FDA approves testing of new pediatric cancer treatment NOAH Protocol
A new treatment for pediatric brain cancer inspired by an eight-year-old boy who succumbed to the disease in 2012 has received the approval from the Food and Drug Administration to enter a testing phase at The University of Texas MD Anderson Cancer Center.
The treatment is known as the NOAH Protocol, which stands for New Opportunity Advancing Hope, and was championed by Amber Larkin in memory of her son, Noah Larkin. Larkin died in 2012 after a battle with medulloblastoma.
“Noah was diagnosed just before Halloween trick-or-treating, and it’s only fitting that we’ve received FDA approval to begin testing this month,” said Larkin. “Long before I lost my son to cancer, I knew that there had to be better treatments through personalized cell therapy – using your own immune system to help fight the cancer.”
The creation of the NOAH protocol began in 2011, when Amber Larkin first met Laurence Cooper, M.D., Ph.D., a professor of Pediatrics with The University of Texas MD Anderson Children’s Cancer Hospital. “Our team of diverse professionals has worked side-by-side with Amber for three years to enable this new treatment,” said Cooper. “The ability to test the NOAH Protocol in patients is due to the sheer will of one mom, one little boy, and an incredible determination by the team at MD Anderson to prevent other children from suffering from brain cancer. This is the first big step.”
The treatment involves obtaining NK, or “natural killer,” cells from a patient’s own white blood cells, which will be activated in the laboratory to hunt for brain tumors, then directly inserted into the diseased area of the brain.
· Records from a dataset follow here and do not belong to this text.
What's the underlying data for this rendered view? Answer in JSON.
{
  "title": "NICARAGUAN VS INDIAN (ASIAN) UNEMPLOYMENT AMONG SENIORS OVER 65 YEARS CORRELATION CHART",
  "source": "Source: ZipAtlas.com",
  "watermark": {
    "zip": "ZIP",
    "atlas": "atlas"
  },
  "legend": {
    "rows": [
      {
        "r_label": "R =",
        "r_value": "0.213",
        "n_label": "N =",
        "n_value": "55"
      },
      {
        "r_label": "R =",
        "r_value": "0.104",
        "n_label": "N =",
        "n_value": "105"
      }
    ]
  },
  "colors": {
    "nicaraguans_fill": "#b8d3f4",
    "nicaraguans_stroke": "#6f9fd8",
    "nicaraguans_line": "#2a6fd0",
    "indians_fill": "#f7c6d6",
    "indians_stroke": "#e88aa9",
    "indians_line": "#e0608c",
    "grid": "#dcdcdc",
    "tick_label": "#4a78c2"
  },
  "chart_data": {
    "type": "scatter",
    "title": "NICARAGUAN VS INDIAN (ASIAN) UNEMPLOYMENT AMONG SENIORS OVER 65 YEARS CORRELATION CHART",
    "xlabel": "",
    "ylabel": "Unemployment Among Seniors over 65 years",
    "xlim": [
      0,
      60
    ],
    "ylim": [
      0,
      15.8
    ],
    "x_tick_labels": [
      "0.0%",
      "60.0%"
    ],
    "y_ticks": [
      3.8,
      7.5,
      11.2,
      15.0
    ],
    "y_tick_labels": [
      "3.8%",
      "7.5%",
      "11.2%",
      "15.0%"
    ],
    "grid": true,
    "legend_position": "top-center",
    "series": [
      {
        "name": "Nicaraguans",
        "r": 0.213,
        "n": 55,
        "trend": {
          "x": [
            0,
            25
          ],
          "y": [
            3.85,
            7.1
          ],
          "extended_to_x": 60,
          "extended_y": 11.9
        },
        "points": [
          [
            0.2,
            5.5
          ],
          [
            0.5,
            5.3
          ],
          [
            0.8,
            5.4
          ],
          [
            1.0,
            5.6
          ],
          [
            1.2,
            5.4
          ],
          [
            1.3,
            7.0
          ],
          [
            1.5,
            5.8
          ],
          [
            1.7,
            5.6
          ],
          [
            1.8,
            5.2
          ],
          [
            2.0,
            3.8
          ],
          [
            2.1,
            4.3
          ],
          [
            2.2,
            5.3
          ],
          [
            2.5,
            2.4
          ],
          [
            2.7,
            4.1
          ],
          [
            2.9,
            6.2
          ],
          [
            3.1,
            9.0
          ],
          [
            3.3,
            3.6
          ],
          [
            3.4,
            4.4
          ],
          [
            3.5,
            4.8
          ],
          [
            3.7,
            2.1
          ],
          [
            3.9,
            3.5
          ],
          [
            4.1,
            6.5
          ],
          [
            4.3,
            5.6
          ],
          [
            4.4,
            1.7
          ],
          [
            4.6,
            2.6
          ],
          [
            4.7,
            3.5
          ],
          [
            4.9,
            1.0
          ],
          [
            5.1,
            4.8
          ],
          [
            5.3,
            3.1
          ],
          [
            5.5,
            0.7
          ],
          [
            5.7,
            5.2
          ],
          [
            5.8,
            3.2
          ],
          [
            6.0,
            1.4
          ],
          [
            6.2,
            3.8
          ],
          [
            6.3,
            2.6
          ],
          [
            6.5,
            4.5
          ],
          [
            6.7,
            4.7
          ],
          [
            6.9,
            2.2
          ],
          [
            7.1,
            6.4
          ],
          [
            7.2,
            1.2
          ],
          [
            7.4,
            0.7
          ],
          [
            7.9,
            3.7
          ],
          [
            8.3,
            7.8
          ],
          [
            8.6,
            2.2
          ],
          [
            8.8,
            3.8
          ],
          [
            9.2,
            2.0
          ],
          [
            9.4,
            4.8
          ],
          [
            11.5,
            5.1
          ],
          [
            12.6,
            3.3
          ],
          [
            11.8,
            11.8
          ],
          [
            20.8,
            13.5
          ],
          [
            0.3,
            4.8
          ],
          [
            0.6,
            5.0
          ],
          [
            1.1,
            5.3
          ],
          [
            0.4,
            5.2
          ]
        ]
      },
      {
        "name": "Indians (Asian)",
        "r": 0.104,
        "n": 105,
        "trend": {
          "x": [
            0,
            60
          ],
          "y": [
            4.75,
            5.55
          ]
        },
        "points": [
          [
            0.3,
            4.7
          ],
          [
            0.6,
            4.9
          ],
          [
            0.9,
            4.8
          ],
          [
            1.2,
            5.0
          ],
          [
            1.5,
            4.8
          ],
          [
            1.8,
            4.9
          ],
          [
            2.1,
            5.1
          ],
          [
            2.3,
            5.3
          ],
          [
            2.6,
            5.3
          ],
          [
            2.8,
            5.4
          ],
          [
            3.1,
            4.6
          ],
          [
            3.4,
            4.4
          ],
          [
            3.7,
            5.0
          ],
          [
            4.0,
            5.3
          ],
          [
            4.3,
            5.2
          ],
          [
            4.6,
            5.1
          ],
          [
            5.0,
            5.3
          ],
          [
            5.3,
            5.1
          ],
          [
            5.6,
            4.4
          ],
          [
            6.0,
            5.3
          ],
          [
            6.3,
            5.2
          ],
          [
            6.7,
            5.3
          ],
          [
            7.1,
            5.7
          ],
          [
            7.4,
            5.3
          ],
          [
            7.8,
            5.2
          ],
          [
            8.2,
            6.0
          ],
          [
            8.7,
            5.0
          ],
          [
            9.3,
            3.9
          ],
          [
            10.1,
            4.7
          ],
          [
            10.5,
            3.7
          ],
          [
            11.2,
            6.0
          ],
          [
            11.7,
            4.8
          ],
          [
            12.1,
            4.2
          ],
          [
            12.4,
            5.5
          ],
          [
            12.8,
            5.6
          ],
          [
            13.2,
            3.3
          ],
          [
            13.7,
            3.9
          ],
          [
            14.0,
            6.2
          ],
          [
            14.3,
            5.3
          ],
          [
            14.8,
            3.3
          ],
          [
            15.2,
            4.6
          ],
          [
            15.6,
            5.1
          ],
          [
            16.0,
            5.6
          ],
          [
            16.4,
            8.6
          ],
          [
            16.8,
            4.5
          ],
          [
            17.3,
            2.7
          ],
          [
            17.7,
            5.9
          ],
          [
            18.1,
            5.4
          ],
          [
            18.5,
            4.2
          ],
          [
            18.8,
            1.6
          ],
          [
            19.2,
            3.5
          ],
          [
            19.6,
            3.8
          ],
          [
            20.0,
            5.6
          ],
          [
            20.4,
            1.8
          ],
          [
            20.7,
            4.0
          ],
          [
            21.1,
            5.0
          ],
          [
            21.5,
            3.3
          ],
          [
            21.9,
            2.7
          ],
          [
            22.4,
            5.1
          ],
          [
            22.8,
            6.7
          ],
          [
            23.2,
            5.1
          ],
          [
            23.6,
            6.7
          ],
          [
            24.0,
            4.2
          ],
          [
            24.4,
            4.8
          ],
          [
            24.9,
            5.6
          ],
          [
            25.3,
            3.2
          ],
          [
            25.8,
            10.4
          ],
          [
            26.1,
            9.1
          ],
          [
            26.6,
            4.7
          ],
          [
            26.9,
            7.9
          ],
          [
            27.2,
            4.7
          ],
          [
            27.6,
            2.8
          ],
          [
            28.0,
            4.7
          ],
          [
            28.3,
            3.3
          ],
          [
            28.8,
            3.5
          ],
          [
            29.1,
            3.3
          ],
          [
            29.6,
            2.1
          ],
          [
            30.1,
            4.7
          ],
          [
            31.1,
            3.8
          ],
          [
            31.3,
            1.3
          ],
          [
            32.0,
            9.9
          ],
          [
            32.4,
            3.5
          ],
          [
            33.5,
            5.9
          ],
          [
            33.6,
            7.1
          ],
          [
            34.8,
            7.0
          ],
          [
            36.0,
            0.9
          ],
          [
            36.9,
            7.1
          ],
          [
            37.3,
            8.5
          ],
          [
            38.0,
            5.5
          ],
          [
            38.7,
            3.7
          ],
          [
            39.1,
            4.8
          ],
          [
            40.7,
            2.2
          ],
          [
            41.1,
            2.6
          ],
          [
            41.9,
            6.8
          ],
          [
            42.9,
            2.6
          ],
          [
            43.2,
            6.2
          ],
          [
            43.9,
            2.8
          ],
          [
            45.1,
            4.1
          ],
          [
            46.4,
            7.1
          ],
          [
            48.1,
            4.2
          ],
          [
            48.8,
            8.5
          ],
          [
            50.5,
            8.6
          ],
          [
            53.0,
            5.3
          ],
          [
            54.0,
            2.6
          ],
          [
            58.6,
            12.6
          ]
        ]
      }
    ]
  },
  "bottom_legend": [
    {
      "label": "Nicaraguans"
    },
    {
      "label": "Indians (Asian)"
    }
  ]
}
The surgical procedure for inserting the cells was developed by David Sandberg, M.D., director of Pediatric Neurosurgery at MD Anderson.
“Success is a journey, and we are taking the first steps toward treating children who have been given no other options for treatment,” said Cooper. “We hope this will prove to be the answer.”
MD Anderson will enroll eligible patients in the NOAH protocol by the end of the year.